755 motor driver

I just bought a 755 heavy duty motor controller that I want to use to control an 18v cordless drill motor that will drive a powerfeed for my mini-mill. I was using a simple pwm controller kit I bought online to power it but it burned out when the mill hung up on a piece of steel I was machining (It was only rated to 3a or so). The function I need is very basic - motor powers the table to the right, and then back to the left. I want to control it with a rotary knob that moves the table in the direction I turn it and controls the speed of the motor.

I was going to buy one of your motor controllers but saw a post here that it was impossible to get bidirectional control with an analog input (I was going to use just a simple pot for the control knob). So I decided on just a motor driver which I’ll interface with…uh something. But what? I see it takes a pwm input and an input for direction. So my question is, what’s the simplest way to make this driver do the above? Is there a knob-type pwm device that I can hook up to it or do I have to interface an Arduino (or other mc) onto it? I want to avoid the micro-controller route to keep it as simple as possible.



Hi, Spike.

Unfortunately, the simplest way to accomplish what you are trying to do would be to use one of our motor controllers. Specifically, the Simple Motor Controller 18v15 has the same operating voltage range as the driver you got and can deliver approximately the same current, but it offers higher-level interfaces like USB, RC servo pulses, analog voltages, and serial commands. What made you think that our controllers are not capable of bidirectional control? (Can you link to the post?)

If you want to use that motor driver, you basically will need to implement the high-level interface yourself. For example, you could program your Arduino to read your analog voltage and generate the appropriate low-level signals to make the driver turn your motor at the appropriate speed.

- Ben

No biggie, I’ll start dustin’ off my Arduino programming notes and get this sucka goin’!

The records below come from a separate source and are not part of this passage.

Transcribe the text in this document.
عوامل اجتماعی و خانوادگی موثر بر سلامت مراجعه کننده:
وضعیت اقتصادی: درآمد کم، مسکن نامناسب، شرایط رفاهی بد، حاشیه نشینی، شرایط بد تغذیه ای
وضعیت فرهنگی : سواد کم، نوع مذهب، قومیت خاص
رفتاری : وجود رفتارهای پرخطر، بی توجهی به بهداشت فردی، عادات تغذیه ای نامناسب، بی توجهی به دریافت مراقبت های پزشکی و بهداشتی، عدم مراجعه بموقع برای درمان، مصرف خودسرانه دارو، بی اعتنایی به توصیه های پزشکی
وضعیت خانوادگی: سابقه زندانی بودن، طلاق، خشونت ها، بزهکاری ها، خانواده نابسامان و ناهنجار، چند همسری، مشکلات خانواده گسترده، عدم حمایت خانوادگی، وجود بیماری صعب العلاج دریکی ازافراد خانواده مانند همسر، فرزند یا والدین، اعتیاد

I see. The key part of that statement is the “and a digital direction line”. The way our analog control works on the Simple Motor Controllers is that the middle of the pot corresponds to neutral while turning it one way increases motor speed in one direction and turning it the other way increases motor speed in the other direction (the exact behavior can be configured). The poster of that other thread wanted a pot to control speed and a digital pin (a switch) to control direction, which is not an interface option for any of our controllers.